Bruce P. Frohnen is a Professor of Law at Ohio Northern University College of Law, where he teaches courses in Public and Constitutional Law, Jurisprudence, and Legal Profession.

==Early life==
He holds a J.D. from Emory University School of Law, where he worked under the late Harold J. Berman, a noted legal historian involved in renewing understanding of the role of religion in the development of the western legal tradition. He also holds a Ph.D. in Government from Cornell University and taught political philosophy for several years before entering law school.

He has served as Charles Evans Hughes Professor of Jurisprudence at Colgate University and as a visiting scholar at the Johns Hopkins School of Advanced International Studies. He was also a lecturer in the political science department at Oglethorpe University from 1992 to 1993.

==Scholarship==
His scholarship has focused on integrating the study of law and religion and law and politics through an understanding of historical development. His work has sought to show that human rights are by nature social, that the separation of powers of our constitutional system cannot be maintained without an ethos of virtue and that the roots of republican free government lie, not in a few phrases in the Declaration of Independence, but in a long tradition of thought and action by which our tradition of ordered liberty was developed.
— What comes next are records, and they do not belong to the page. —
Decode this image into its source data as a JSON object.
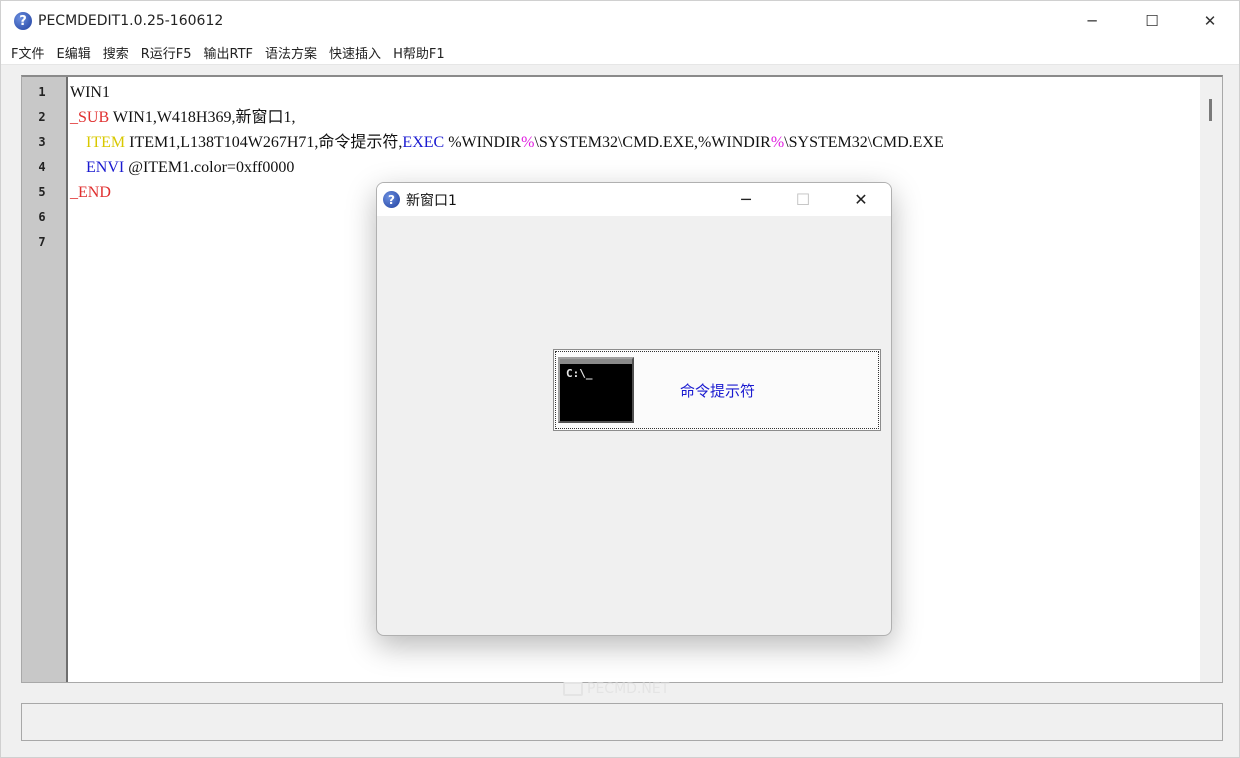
{
  "app": {
    "title": "PECMDEDIT1.0.25-160612",
    "icon": "question-icon",
    "minimize_glyph": "─",
    "maximize_glyph": "☐",
    "close_glyph": "✕"
  },
  "menu": [
    "F文件",
    "E编辑",
    "搜索",
    "R运行F5",
    "输出RTF",
    "语法方案",
    "快速插入",
    "H帮助F1"
  ],
  "editor": {
    "line_numbers": [
      "1",
      "2",
      "3",
      "4",
      "5",
      "6",
      "7"
    ],
    "lines": [
      [
        {
          "t": "WIN1",
          "c": "#111111"
        }
      ],
      [
        {
          "t": "_SUB",
          "c": "#e03030"
        },
        {
          "t": " WIN1,W418H369,新窗口1,",
          "c": "#111111"
        }
      ],
      [
        {
          "t": "    ",
          "c": "#111111"
        },
        {
          "t": "ITEM",
          "c": "#d8c800"
        },
        {
          "t": " ITEM1,L138T104W267H71,命令提示符,",
          "c": "#111111"
        },
        {
          "t": "EXEC",
          "c": "#1a1ad0"
        },
        {
          "t": " %WINDIR",
          "c": "#111111"
        },
        {
          "t": "%",
          "c": "#e020e0"
        },
        {
          "t": "\\SYSTEM32\\CMD.EXE,%WINDIR",
          "c": "#111111"
        },
        {
          "t": "%",
          "c": "#e020e0"
        },
        {
          "t": "\\SYSTEM32\\CMD.EXE",
          "c": "#111111"
        }
      ],
      [
        {
          "t": "    ",
          "c": "#111111"
        },
        {
          "t": "ENVI",
          "c": "#1a1ad0"
        },
        {
          "t": " @ITEM1.color=0xff0000",
          "c": "#111111"
        }
      ],
      [
        {
          "t": "_END",
          "c": "#e03030"
        }
      ],
      [],
      []
    ]
  },
  "watermark": "PECMD.NET",
  "dialog": {
    "title": "新窗口1",
    "icon": "question-icon",
    "minimize_glyph": "─",
    "maximize_glyph": "☐",
    "close_glyph": "✕",
    "item": {
      "label": "命令提示符",
      "icon": "cmd-prompt-icon",
      "icon_text": "C:\\_",
      "label_color": "#1a1ad0"
    }
  }
}
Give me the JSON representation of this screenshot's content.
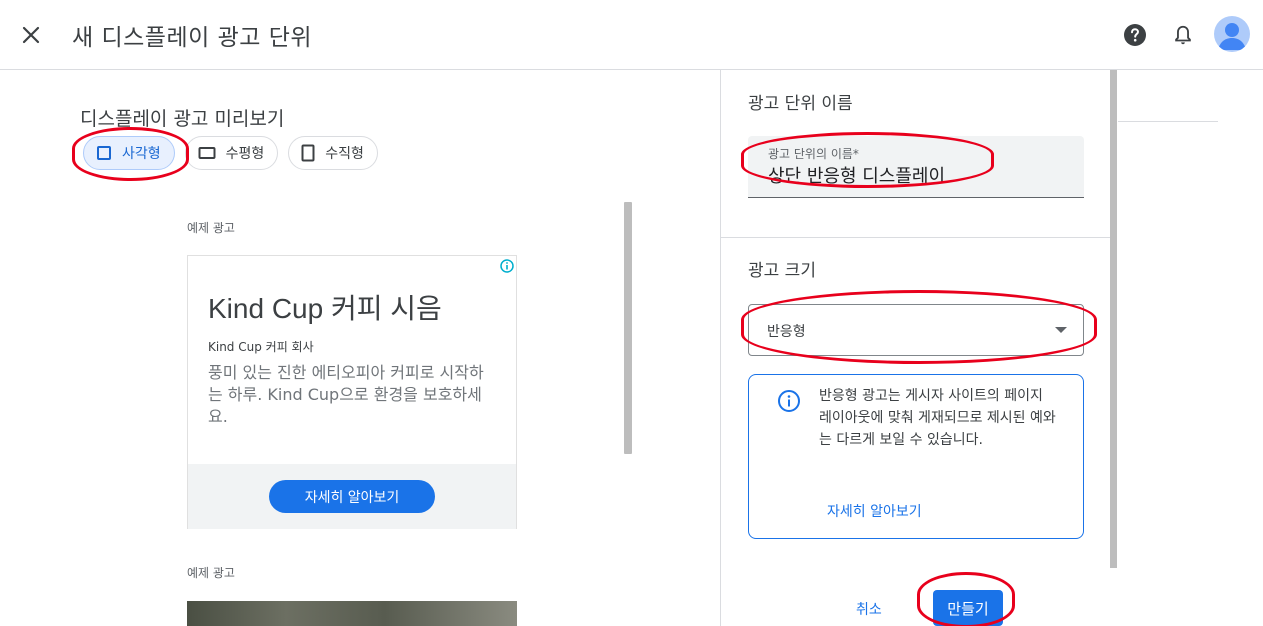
{
  "header": {
    "title": "새 디스플레이 광고 단위"
  },
  "preview": {
    "title": "디스플레이 광고 미리보기",
    "chips": [
      {
        "label": "사각형",
        "selected": true
      },
      {
        "label": "수평형",
        "selected": false
      },
      {
        "label": "수직형",
        "selected": false
      }
    ],
    "sample_label": "예제 광고",
    "ad": {
      "headline": "Kind Cup 커피 시음",
      "company": "Kind Cup 커피 회사",
      "description": "풍미 있는 진한 에티오피아 커피로 시작하는 하루. Kind Cup으로 환경을 보호하세요.",
      "cta": "자세히 알아보기"
    },
    "sample_label_2": "예제 광고"
  },
  "panel": {
    "name_section_title": "광고 단위 이름",
    "name_field_label": "광고 단위의 이름*",
    "name_field_value": "상단 반응형 디스플레이",
    "size_section_title": "광고 크기",
    "size_select_value": "반응형",
    "info_text": "반응형 광고는 게시자 사이트의 페이지 레이아웃에 맞춰 게재되므로 제시된 예와는 다르게 보일 수 있습니다.",
    "info_link": "자세히 알아보기",
    "cancel_label": "취소",
    "create_label": "만들기"
  },
  "icons": [
    "close-icon",
    "help-icon",
    "bell-icon",
    "avatar",
    "square-icon",
    "horizontal-rect-icon",
    "vertical-rect-icon",
    "info-icon",
    "chevron-down-icon"
  ],
  "colors": {
    "accent": "#1a73e8",
    "selected_chip_bg": "#e8f0fe",
    "annotation_red": "#e8001c"
  }
}
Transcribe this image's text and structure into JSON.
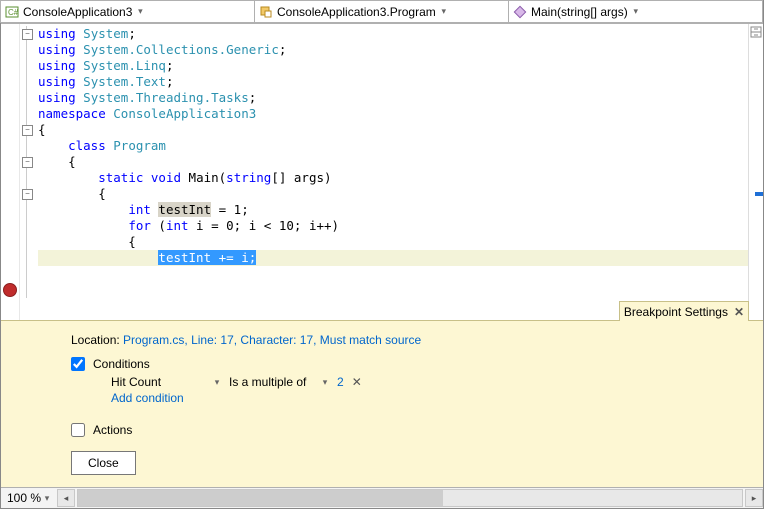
{
  "nav": {
    "scope": "ConsoleApplication3",
    "class": "ConsoleApplication3.Program",
    "member": "Main(string[] args)"
  },
  "code": {
    "lines": [
      {
        "fold": "-",
        "seg": [
          [
            "kw",
            "using"
          ],
          [
            "",
            " "
          ],
          [
            "tp",
            "System"
          ],
          [
            "",
            ";"
          ]
        ]
      },
      {
        "seg": [
          [
            "kw",
            "using"
          ],
          [
            "",
            " "
          ],
          [
            "tp",
            "System.Collections.Generic"
          ],
          [
            "",
            ";"
          ]
        ]
      },
      {
        "seg": [
          [
            "kw",
            "using"
          ],
          [
            "",
            " "
          ],
          [
            "tp",
            "System.Linq"
          ],
          [
            "",
            ";"
          ]
        ]
      },
      {
        "seg": [
          [
            "kw",
            "using"
          ],
          [
            "",
            " "
          ],
          [
            "tp",
            "System.Text"
          ],
          [
            "",
            ";"
          ]
        ]
      },
      {
        "seg": [
          [
            "kw",
            "using"
          ],
          [
            "",
            " "
          ],
          [
            "tp",
            "System.Threading.Tasks"
          ],
          [
            "",
            ";"
          ]
        ]
      },
      {
        "seg": [
          [
            "",
            ""
          ]
        ]
      },
      {
        "fold": "-",
        "seg": [
          [
            "kw",
            "namespace"
          ],
          [
            "",
            " "
          ],
          [
            "tp",
            "ConsoleApplication3"
          ]
        ]
      },
      {
        "seg": [
          [
            "",
            "{"
          ]
        ]
      },
      {
        "fold": "-",
        "seg": [
          [
            "",
            "    "
          ],
          [
            "kw",
            "class"
          ],
          [
            "",
            " "
          ],
          [
            "tp",
            "Program"
          ]
        ]
      },
      {
        "seg": [
          [
            "",
            "    {"
          ]
        ]
      },
      {
        "fold": "-",
        "seg": [
          [
            "",
            "        "
          ],
          [
            "kw",
            "static"
          ],
          [
            "",
            " "
          ],
          [
            "kw",
            "void"
          ],
          [
            "",
            " Main("
          ],
          [
            "kw",
            "string"
          ],
          [
            "",
            "[] args)"
          ]
        ]
      },
      {
        "seg": [
          [
            "",
            "        {"
          ]
        ]
      },
      {
        "seg": [
          [
            "",
            "            "
          ],
          [
            "kw",
            "int"
          ],
          [
            "",
            " "
          ],
          [
            "hl",
            "testInt"
          ],
          [
            "",
            " = 1;"
          ]
        ]
      },
      {
        "seg": [
          [
            "",
            ""
          ]
        ]
      },
      {
        "seg": [
          [
            "",
            "            "
          ],
          [
            "kw",
            "for"
          ],
          [
            "",
            " ("
          ],
          [
            "kw",
            "int"
          ],
          [
            "",
            " i = 0; i < 10; i++)"
          ]
        ]
      },
      {
        "seg": [
          [
            "",
            "            {"
          ]
        ]
      },
      {
        "bp": true,
        "seg": [
          [
            "",
            "                "
          ],
          [
            "sel",
            "testInt += i;"
          ]
        ]
      }
    ]
  },
  "bp": {
    "tab": "Breakpoint Settings",
    "location_label": "Location:",
    "location_value": "Program.cs, Line: 17, Character: 17, Must match source",
    "conditions_label": "Conditions",
    "conditions_checked": true,
    "cond_type": "Hit Count",
    "cond_op": "Is a multiple of",
    "cond_val": "2",
    "add_condition": "Add condition",
    "actions_label": "Actions",
    "actions_checked": false,
    "close": "Close"
  },
  "status": {
    "zoom": "100 %"
  }
}
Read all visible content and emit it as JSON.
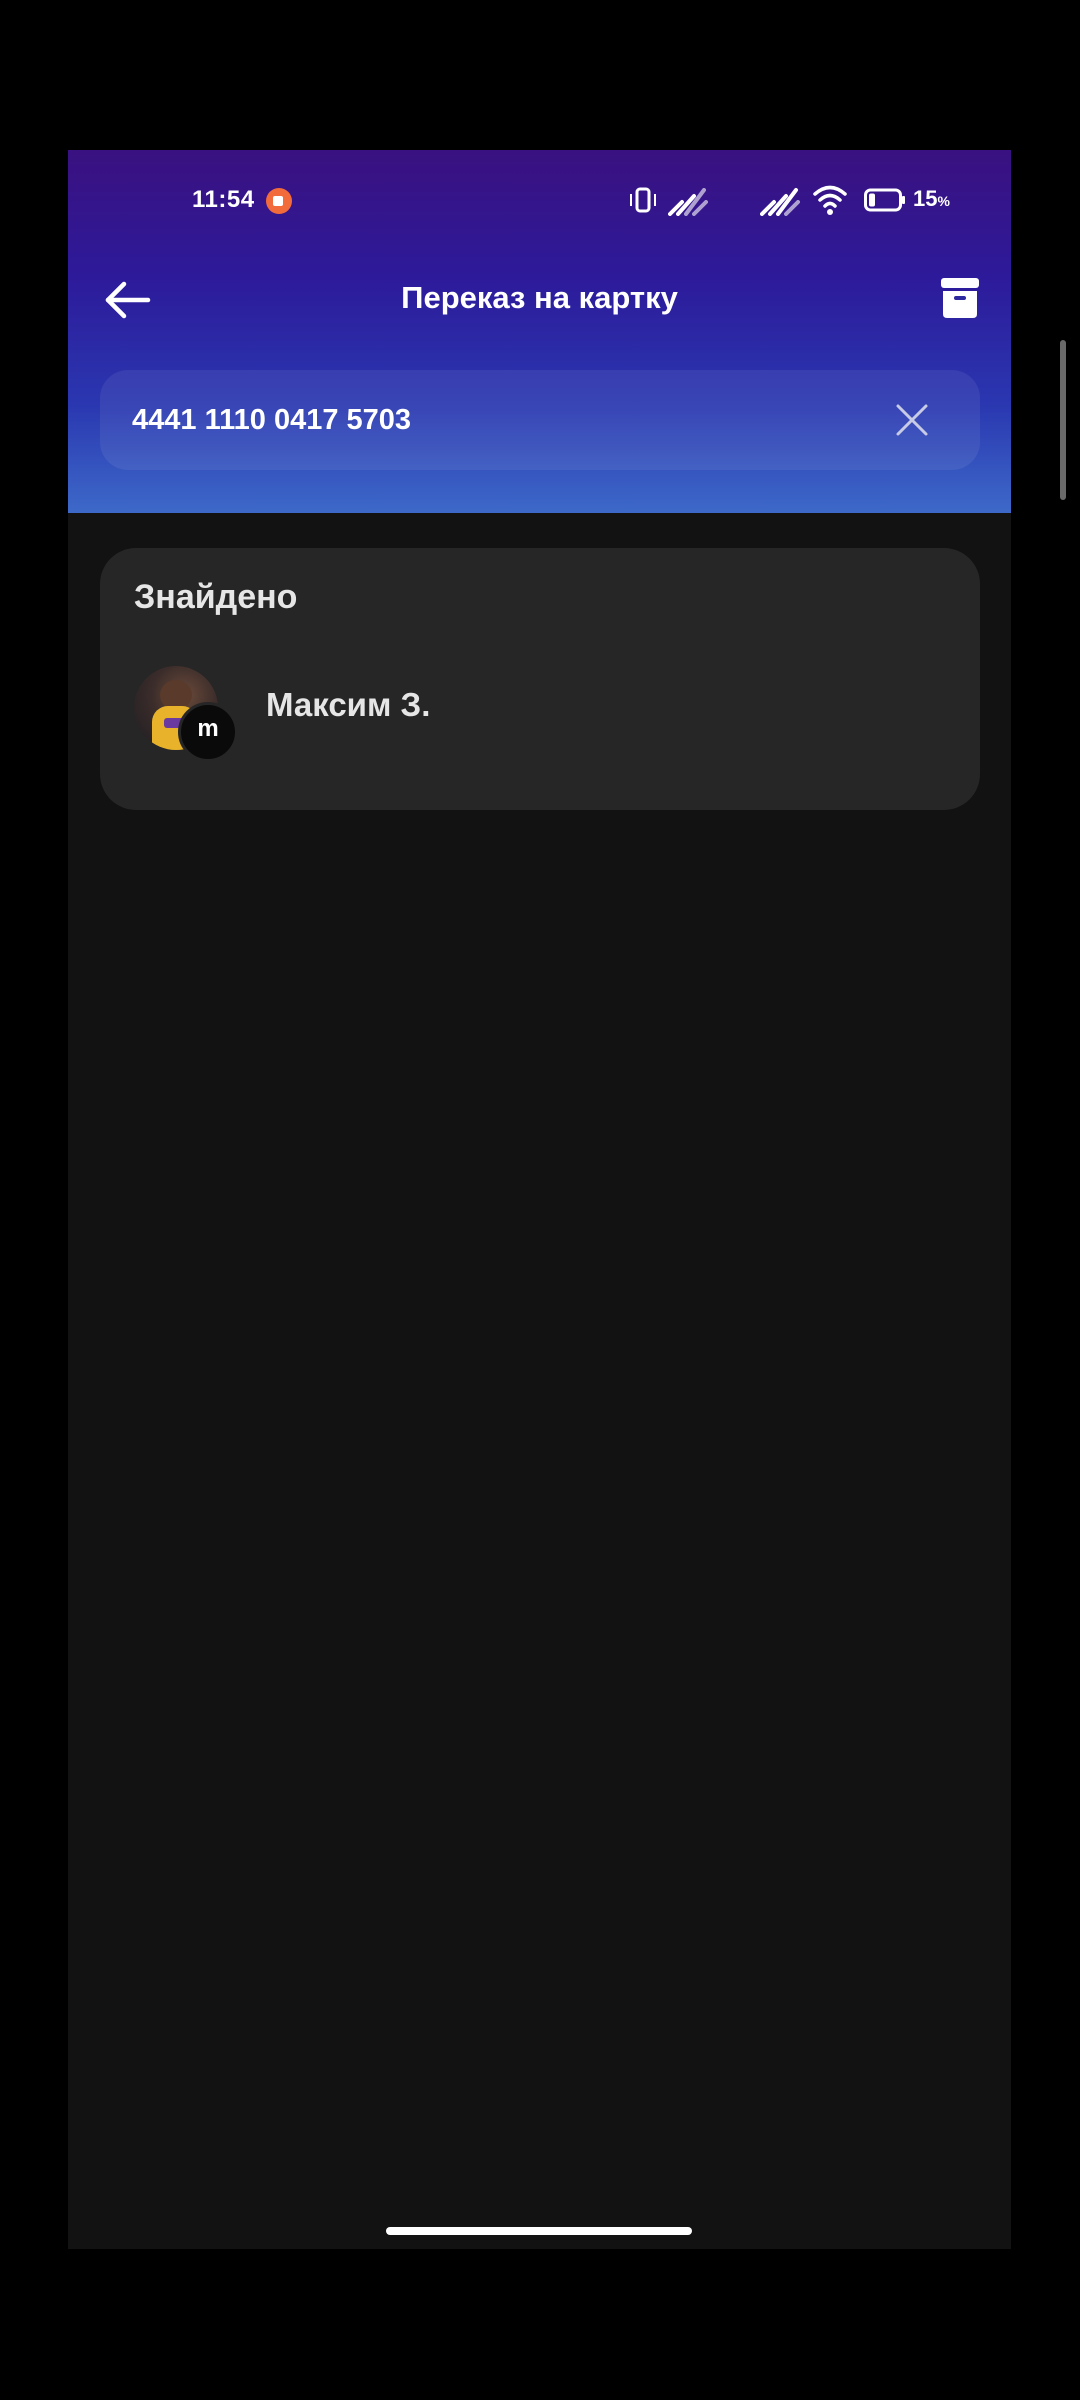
{
  "status_bar": {
    "time": "11:54",
    "battery_percent": "15",
    "battery_unit": "%",
    "icons": [
      "screen-record-icon",
      "vibrate-icon",
      "signal-icon",
      "signal-icon",
      "wifi-icon",
      "battery-icon"
    ]
  },
  "app_bar": {
    "title": "Переказ на картку",
    "back_icon": "arrow-left-icon",
    "archive_icon": "archive-box-icon"
  },
  "search": {
    "value": "4441 1110 0417 5703",
    "clear_icon": "close-icon"
  },
  "results": {
    "heading": "Знайдено",
    "contacts": [
      {
        "name": "Максим З.",
        "badge_text": "m"
      }
    ]
  },
  "colors": {
    "header_gradient_top": "#3a1180",
    "header_gradient_bottom": "#3d69c9",
    "background": "#121212",
    "card": "#262626",
    "text_primary": "#ffffff",
    "text_secondary": "#e6e6e6"
  }
}
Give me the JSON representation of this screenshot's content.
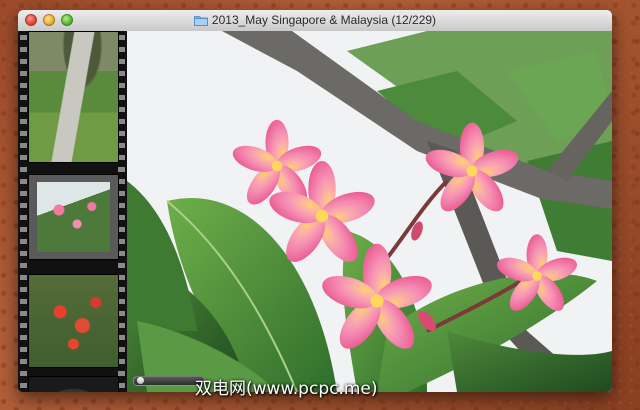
{
  "window": {
    "title": "2013_May Singapore & Malaysia (12/229)"
  },
  "filmstrip": {
    "thumbnails": [
      {
        "subject": "garden path"
      },
      {
        "subject": "pink frangipani",
        "selected": true
      },
      {
        "subject": "red flowers"
      },
      {
        "subject": "stone arch"
      }
    ]
  },
  "viewer": {
    "photo": "pink frangipani flowers on branches"
  },
  "watermark": "双电网(www.pcpc.me)"
}
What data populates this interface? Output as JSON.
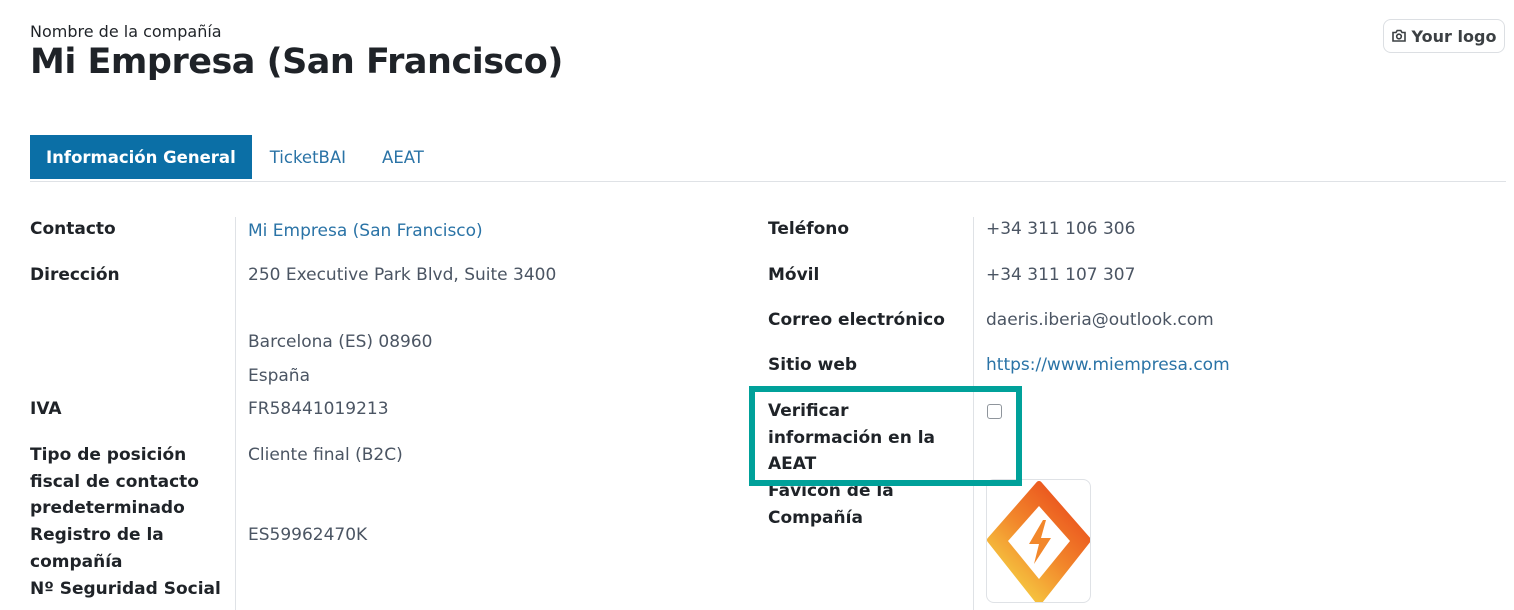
{
  "header": {
    "company_label": "Nombre de la compañía",
    "company_name": "Mi Empresa (San Francisco)",
    "logo_button": "Your logo"
  },
  "tabs": [
    {
      "label": "Información General",
      "active": true
    },
    {
      "label": "TicketBAI",
      "active": false
    },
    {
      "label": "AEAT",
      "active": false
    }
  ],
  "left": {
    "contacto": {
      "label": "Contacto",
      "value": "Mi Empresa (San Francisco)"
    },
    "direccion": {
      "label": "Dirección",
      "line1": "250 Executive Park Blvd, Suite 3400",
      "line2": "Barcelona (ES)  08960",
      "line3": "España"
    },
    "iva": {
      "label": "IVA",
      "value": "FR58441019213"
    },
    "tipo_posicion": {
      "label_line1": "Tipo de posición",
      "label_line2": "fiscal de contacto",
      "label_line3": "predeterminado",
      "value": "Cliente final (B2C)"
    },
    "registro": {
      "label_line1": "Registro de la",
      "label_line2": "compañía",
      "value": "ES59962470K"
    },
    "seguridad_social": {
      "label": "Nº Seguridad Social"
    }
  },
  "right": {
    "telefono": {
      "label": "Teléfono",
      "value": "+34 311 106 306"
    },
    "movil": {
      "label": "Móvil",
      "value": "+34 311 107 307"
    },
    "correo": {
      "label": "Correo electrónico",
      "value": "daeris.iberia@outlook.com"
    },
    "sitio_web": {
      "label": "Sitio web",
      "value": "https://www.miempresa.com"
    },
    "verificar": {
      "label_line1": "Verificar",
      "label_line2": "información en la",
      "label_line3": "AEAT",
      "checked": false
    },
    "favicon": {
      "label_line1": "Favicon de la",
      "label_line2": "Compañía",
      "icon": "lightning-bolt-diamond-icon"
    }
  },
  "colors": {
    "accent": "#0b6fa6",
    "link": "#2a73a6",
    "highlight": "#00a19a"
  }
}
Frohnen has authored two books, Virtue and the Promise of Conservatism: The Legacy of Burke and Tocqueville and The New Communitarians and the Crisis of Modern Liberalism. He has edited and/or co-edited a number of volumes including American Conservatism: An Encyclopedia, which was the subject of a front-page article in The New York Times, two volumes of primary source materials dealing with American constitutional history (The American Republic and The American Nation) and Rethinking Rights: Historical, Political, and Philosophical Perspectives, which was named an outstanding academic title by Choice: Current Reviews for Academic Libraries. His law review articles have appeared in journals including the George Washington Law Review, the Journal of Law & Politics at the University of Virginia, the Harvard Journal of Law & Public Policy and the American Journal of Jurisprudence, among others.

==Conservatism==
Frohnen, who serves as a senior fellow at the Russell Kirk Center for Cultural Renewal, was a legislative aide and speech writer for Republican Senator Spencer Abraham, and a member of the Board of the Philadelphia Society. He writes for The Imaginative Conservative and has been identified as a political conservative. Beau Breslin, in his book The Communitarian Constitution, refers to him, along with Georgetown University Professor of Government George W. Carey and others, as a “right-wing communitarian” because of his emphasis on the importance of local social and religious associations in the formation of virtuous persons and decent lives. Frohnen, however, has also gone on the public record as an opponent of current American policies in the Muslim world (regarding Iraq and Afghanistan in particular). He also distanced himself from “conservative” favoring of big business, criticizing what he has called “economic policies and political cronyism... enabling economic predators.” He considers himself a “pluralist” in the tradition of Alexis de Tocqueville, Edmund Burke, Robert Nisbet, Bertrand de Jouvenel, Russell Kirk, Alasdair MacIntyre, and others often labeled conservative but most concerned with reinvigorating a diversity of local associations as necessary for human flourishing and the taming of political power.